Triage in the Editing Room
Written By: John Rosenberg – Originally Published MAR• 19•12
The other day I was asked to speak at the Los Angeles Post Production Group, an organization of dedicated production and post-production professionals run by two Wendy and Woody Woodhall. The topic was “Triage in the Editing Room.” I had a list of basic emergency procedures that can be employed to diagnose and treat an ailing movie. I expected to go down the list illuminating each topic and giving examples. But the discussion took a turn of its own and developed organically in other directions as well.

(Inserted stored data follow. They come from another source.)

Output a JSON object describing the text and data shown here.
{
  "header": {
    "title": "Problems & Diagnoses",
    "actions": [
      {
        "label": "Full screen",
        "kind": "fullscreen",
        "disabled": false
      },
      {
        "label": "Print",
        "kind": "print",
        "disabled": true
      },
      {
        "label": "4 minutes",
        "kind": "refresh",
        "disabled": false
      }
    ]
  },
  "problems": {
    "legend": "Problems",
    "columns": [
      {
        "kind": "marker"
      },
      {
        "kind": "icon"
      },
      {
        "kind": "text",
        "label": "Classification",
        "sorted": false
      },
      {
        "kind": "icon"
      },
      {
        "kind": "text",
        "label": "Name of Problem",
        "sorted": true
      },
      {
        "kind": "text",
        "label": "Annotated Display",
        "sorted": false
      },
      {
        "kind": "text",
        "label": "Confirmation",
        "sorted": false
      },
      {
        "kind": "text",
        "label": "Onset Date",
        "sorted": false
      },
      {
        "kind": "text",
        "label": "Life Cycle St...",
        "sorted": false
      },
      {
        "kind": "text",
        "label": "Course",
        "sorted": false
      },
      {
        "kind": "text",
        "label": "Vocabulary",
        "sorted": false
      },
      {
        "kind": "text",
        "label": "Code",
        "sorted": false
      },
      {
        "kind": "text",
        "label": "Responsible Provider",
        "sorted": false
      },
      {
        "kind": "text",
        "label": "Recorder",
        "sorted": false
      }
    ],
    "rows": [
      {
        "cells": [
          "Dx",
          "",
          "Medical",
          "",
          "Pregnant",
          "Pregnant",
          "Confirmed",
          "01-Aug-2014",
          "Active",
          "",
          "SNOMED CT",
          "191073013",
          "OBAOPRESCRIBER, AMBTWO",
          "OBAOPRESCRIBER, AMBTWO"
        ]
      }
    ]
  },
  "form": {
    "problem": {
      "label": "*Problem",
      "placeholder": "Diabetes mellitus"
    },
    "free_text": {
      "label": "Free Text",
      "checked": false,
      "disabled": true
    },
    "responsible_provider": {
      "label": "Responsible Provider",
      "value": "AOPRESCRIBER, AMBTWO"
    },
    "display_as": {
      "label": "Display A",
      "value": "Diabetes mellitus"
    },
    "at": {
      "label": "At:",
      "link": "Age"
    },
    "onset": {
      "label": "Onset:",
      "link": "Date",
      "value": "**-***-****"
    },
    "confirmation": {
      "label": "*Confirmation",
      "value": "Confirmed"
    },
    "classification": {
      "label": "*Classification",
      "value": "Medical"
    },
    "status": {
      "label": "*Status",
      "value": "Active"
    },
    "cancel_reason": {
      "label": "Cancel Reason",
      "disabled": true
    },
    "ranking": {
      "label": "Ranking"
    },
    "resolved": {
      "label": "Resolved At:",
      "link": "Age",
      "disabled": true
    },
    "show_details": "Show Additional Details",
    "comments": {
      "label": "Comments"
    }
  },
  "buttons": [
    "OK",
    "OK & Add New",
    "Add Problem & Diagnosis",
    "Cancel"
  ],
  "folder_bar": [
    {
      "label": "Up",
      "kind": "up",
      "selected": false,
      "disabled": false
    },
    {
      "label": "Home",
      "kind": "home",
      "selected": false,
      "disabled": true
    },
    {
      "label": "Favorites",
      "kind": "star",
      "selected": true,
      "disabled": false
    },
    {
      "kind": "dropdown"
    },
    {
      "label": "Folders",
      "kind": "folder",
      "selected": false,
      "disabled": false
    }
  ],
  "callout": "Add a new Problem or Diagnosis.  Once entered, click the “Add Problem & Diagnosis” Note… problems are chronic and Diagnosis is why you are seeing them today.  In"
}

To begin the presentation I asked the audience what they felt were the most important aspects that one needed to deal with when putting a film together. Most agreed that supporting the story was the most important part, with character, structure and tone close behind. Now generally I agree with the story answer since storytelling is what we’re all about, but unexpectedly another response shot into my mind. “What about pace and rhythm?”
It struck me that editors have propriety over that one realm that no one else can touch. I’ve discussed this in my book The Healthy Edit, but it occurred to me that most films that I was involved in re-cutting already had the story pretty well worked out. They did start with a script, after all, and even if the script had flaws it was basically not going to change too much – though there have been exceptions! In many cases it may have been necessary to re-structure things a bit, move a few shots and scenes around, but time and again what it often came down to was fixing the film’s pacing. Some movies are cut too fast that the emotion is lost or they become confusing. Others are too plodding and drawn out.
What the editor can do, which no one else can (I’m including the director with the editor at this stage, since they’re often working together to re-shape things) is alter the pace and rhythm. But what is pace and rhythm? Certainly a concept which I found elusive for many years, not only elusive but secondary. I generally found myself concentrating on the story. But pace and rhythm are directly affected by the Editing Triangle, selection – length – juxtaposition. Pace is influenced by the length of shots and the action within those shots while rhythm (or pattern) comes from the juxtaposition of shots. Paying attention to these aspects becomes highly beneficial to the film’s outcome.